You know - the audience that gets constant messaging from Limbaugh, Hannity, Ingrahm, FOX, etc. etc. that Obama is coming to take their guns away, liberals are destroying America, the gays are coming for their kids, the new Black Panthers are coming for their stuff, and so on. The audience that gets a constant stream of talking points intended to gin up fear and anger. The audience that believes George Soros is funding the black helicopters of the U.N. that are coming to seize their guns and their golf courses. The audience that's been told expanding access to health care like the civilized world has is a plot to enslave Americans and make them dependent on government.
Oh, and government is the source of everything that's wrong in their lives.
Now at this point all we know for sure is that there were two bombs set off in Boston. Who, why is still an open question. Fear and loathing is not exclusive to a particular brand of politics/religion/ideology; we don't lack for suspects. But if certain people don't like what they see in the mirror, if certain people are suddenly wondering if the term "blowback" might have relevance to what they do, if certain people are reflexively attacking anything that has the merest hint that certain words might have consequences, well....
Why would anyone think right wing conspiracy theories and obsessions are anything to worry about? Something like this, for example? Is it possible we don't have to look overseas or at people sneaking across our borders to find possible threats?
If the right wing media machine feels it is being unjustly accused (and there is no evidence at this time that points to any particular ideology, or cause, organization, or individual), all I can say is that tired old line:
If you're not doing anything wrong, you have nothing to worry about.
Meanwhile, let me excerpt from Pierce:
It is in no way "politicizing" the events by mentioning that history teaches us that, on events like this, the universe of suspects is wider than many people would like to believe. All indications are that, one way or another, the bombing was a political act. It may have been the political act of madmen, but it was a political act, and it does us no good to pretend — as Chris Matthews attempted to do last night — that it was not. Somehow, somewhere, this act came from a dark vein of violence in somebody's politics. Those politics may be fashioned from mania, or even sociopathy, but they are fashioned out of politics nonetheless, and of the collapse of the faith that we can govern ourselves as we govern our passions, and that collapse is not the province of the mad or the angry. That collapse is caused by something deeply endemic in our systems and in ourselves. We have tolerated unreasoning hatred for far too long. We have abandoned the rational for the comfortable, and we have abandoned the empirical for the comfortably insane. We have given too much oxygen to the flame. We have given too much.
emphasis added
UPDATE: If the above was not enough, Pierce has followed up with a masterful statement, riffing off remarks by Bernie Sanders - who as Pierce notes, drew flack for what is an incredibly important counter to the mess that is our political system these days.

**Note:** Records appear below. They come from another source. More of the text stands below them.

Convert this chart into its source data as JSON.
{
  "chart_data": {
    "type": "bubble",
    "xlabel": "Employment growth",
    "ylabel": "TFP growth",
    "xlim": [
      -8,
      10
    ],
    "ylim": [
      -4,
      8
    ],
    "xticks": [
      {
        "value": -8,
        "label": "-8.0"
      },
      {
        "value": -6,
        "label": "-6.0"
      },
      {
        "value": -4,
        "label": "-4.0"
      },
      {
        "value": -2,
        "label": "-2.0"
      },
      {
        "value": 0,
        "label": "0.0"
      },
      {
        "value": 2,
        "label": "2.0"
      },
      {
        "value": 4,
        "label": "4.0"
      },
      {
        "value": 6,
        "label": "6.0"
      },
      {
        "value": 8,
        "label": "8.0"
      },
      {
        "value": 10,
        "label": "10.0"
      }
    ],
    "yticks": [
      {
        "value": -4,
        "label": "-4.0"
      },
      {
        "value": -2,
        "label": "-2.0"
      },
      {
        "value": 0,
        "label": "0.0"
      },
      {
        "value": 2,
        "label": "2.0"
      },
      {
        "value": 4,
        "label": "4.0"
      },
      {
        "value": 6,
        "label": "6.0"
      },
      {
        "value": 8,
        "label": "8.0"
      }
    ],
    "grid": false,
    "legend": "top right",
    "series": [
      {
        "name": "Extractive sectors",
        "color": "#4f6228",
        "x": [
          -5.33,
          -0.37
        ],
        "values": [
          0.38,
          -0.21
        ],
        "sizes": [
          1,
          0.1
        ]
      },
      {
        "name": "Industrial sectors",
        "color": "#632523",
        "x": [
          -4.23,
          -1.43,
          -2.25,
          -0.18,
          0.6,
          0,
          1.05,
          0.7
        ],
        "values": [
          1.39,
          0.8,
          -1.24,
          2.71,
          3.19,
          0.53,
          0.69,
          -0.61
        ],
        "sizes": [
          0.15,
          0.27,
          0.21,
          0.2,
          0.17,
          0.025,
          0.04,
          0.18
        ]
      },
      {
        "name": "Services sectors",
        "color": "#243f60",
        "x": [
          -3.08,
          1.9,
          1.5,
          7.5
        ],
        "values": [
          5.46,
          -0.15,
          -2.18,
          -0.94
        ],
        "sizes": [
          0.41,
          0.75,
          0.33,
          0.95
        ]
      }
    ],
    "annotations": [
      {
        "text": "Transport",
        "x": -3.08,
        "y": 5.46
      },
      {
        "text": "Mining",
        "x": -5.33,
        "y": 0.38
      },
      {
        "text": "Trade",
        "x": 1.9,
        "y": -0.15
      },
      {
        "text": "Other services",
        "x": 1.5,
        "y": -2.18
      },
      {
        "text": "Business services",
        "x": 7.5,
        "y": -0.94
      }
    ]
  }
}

After the shame of what happened in the Senate over gun safety, where the will of 90% - NINETY FREAKING PERCENT - of the American people was kicked to the curb and stomped into the mud, the words of Sanders and Pierce should become our battle cry.
Here's a small excerpt. Read the whole thing.
There is a wildness in our politics these days, and that wildness is centered primarily, and to varying degrees, around the notion that government is an alien thing. It is a wildness that has become a faith held by zealots, who feel alienated by faceless forces beyond their control, and exploited in our politics by the people who control many of those same forces, and by the politicians in their formal and informal employ. There is an entire media culture — across all platforms, to use that most odious of New Media concepts — dedicated to creating a world in which it can turn an unholy buck by letting that wildness run free. And, I am sorry to say, the wildness is most manifest on the political right. If this makes respectable conservatives — or those that fashion themselves to be respectable conservatives — uncomfortable, then they should do a better job at recognizing the effective limits of their problems so they don't always have to become our problems.